Владимир Губарев. Фото предоставлены ЮНЦ РАН

История знает немало случаев, когда один человек страстью, убеждённостью и уверенностью в правоте изменяет ход развития событий.

— Насколько я понимаю, современная генетика и биология требуют очень сложного и дорого оборудования. Разве не так?

— На мой взгляд, покупка такого оборудования — лишь часть дела. И проблема заключается не в том, что нет денег на него, а в том, что забывают о необходимости покупки расходных материалов, о сервисном обслуживании и так далее. Допустим, нашлись деньги на оборудование, но оно простаивает, так как не выделены средства на его эксплуатацию. Вот и приходится искать деньги на его содержание. У одних это получается, а другие менее успешны… А ведь для отработки методики, получения первых результатов требуется не один год, а три-четыре. И приходится на протяжении всего этого времени искать какие-то гранты, грантики, участвовать в больших или маленьких проектах, что, к сожалению, не всегда удаётся. Вот это основная проблема, а не отсутствие оборудования как такового. Оборудование — один масштаб проблемы, реактивы — другой, но всё-таки это решаемые вопросы, а вот если нет людей, то это уже катастрофа.

— Но вам удаётся её избегать?

— Как решаем?
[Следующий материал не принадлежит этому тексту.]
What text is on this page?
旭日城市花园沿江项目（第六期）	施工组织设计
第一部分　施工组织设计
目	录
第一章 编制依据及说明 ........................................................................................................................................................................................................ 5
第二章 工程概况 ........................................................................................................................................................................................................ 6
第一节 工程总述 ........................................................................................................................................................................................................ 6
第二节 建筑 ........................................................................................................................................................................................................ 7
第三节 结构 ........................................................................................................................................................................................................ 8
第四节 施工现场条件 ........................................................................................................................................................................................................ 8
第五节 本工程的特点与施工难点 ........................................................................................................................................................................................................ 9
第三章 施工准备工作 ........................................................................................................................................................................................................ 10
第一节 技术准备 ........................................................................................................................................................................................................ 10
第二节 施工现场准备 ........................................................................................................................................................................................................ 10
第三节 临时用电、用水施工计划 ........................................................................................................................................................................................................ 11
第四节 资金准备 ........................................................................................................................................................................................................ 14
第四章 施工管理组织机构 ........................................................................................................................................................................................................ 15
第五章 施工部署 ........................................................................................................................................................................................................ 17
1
По-разному. Универсального способа нет. Иногда кажется, что всё происходит случайно. У нас такая же ситуация, как в науке в целом. Пожилые исследователи и молодые, а вот со средним поколением провал. Но само существование научного центра — это хороший посыл для привлечения специалистов. Здесь интересно работать — атмосфера творческая, идут исследования. Сейчас в биологии буквально вал информации — каждый месяц за рубежом выходит 30—40 статей, содержащих новые данные. «Традиционные» генетики в силу своей инертности не готовы работать с этим объёмом информации, так как подчас приходится оставлять то, чем ты занимался всю жизнь, и переходить на новые направления. И в данном случае молодые в выигрыше. Так что коллектив молодой, а потому мобильный. Это и объясняет, почему мы занимаемся самой, пожалуй, животрепещущей темой в биологии. Я сужу по публикациям в мировой научной прессе.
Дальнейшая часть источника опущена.